Diversified Organic Grain Rotations Field Day
Date: July 21, 2017, 9am-2:30pm
Location: Bickford Organics, Ridgeway, WI
Posted June 2017
One challenge of organic grain production is marketing the entire crop rotation, including small grains. OGRAIN, MOSES, the Michael Fields Agricultural Institute and the Iowa County Farmer Led Watershed Initiative will address this issue, and more, at a field day on diversified organic grain rotations.
Farmers Paul Bickford and John Wepking explain their organic systems, which protect not only local watersheds, but also Gulf Coast fisheries at the other end of the country. They will also talk about designing a crop rotation, large-scale small grain production, processing, marketing your whole rotation, on-farm storage, growing organic seed corn, and mentorship models and farm transfer.
Click here to register for this free field day.
Enjoy a free lunch provided by the Iowa County farmer-led watershed initiative! We’ll be eating shrimp caught by fishermen and women in the Gulf of Mexico –
new friends whose livelihoods depend on Midwestern farmers keeping our
waterways clean. Shrimp not your thing? We’ll have brats, too.

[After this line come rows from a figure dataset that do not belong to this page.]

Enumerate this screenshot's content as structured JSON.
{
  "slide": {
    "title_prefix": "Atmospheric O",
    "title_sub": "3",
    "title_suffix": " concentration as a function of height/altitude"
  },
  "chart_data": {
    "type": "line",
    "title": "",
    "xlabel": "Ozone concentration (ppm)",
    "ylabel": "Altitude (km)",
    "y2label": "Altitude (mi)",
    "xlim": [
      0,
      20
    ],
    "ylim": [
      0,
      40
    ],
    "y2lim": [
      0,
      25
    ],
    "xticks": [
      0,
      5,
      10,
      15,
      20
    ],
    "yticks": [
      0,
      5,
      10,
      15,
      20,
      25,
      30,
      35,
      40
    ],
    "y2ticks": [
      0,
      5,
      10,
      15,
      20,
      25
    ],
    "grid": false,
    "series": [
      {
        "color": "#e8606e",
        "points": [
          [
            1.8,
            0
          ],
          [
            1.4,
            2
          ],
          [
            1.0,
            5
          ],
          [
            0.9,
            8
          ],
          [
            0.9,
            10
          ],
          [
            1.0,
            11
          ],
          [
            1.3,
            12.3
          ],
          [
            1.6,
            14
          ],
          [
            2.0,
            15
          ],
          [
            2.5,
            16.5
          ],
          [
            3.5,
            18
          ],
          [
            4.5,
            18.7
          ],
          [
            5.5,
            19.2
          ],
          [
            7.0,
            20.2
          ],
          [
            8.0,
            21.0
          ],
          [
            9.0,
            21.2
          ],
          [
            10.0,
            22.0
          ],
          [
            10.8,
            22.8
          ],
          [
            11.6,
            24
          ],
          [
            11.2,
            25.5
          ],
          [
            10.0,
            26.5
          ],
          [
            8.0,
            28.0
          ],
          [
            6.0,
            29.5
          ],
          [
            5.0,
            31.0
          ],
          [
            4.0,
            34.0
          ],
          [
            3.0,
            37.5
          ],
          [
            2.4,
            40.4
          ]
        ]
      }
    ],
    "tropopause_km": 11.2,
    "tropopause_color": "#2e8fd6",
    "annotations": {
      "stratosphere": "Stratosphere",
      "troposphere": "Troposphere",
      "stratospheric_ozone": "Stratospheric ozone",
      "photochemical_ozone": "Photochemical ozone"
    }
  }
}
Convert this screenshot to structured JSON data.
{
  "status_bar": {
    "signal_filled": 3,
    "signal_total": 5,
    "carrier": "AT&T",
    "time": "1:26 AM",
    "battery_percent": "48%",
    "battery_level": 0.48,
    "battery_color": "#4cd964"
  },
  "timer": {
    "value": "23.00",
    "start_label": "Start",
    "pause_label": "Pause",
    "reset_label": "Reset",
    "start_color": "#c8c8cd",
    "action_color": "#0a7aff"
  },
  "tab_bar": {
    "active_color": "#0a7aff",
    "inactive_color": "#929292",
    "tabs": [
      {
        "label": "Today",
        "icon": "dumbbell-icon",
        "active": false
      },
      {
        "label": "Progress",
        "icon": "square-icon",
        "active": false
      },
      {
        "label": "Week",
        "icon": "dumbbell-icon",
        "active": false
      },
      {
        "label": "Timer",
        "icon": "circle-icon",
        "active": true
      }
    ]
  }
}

• Large-scale, food-grade small grain production, processing, and marketing
• On-farm grain storage
• Farming for water quality
• Planning a diverse crop rotation
• Growing organic seed corn
• Small grain variety recommendations
Paul Bickford, Bickford Organics
Paul Bickford was one of the first farmers in Wisconsin to convert to rotational grazing in 1992 after years of conventional dairying. As a second-generation farmer, this kind of innovation came easy to Paul. So after decades as a dairyman, he was ready for another challenge. In 2011, Bickford sold his herd and decided to transition all of his 900 acres to organic grain production. Three years ago his new venture got a healthy shot of enthusiasm and skill with the addition of John Wepking and his wife Halee, both trained chefs and hopeful farmers. By incorporating milling-quality small grains into their forage, feed, and seed rotations, Bickford and Wepking have been able to access new markets and add diversity, ecologically and financially, to their operation.
John Wepking, Meadowlark Farm
John Wepking has been farming with Bickford Organics, a 900-acre organic farm in Ridgeway, Wis., since 2015. He and his wife grow malting barley, hard red winter and spring wheats, open-pollinated flint corn and spelt, along with traditional feed crops, and raise organic grass-fed beef.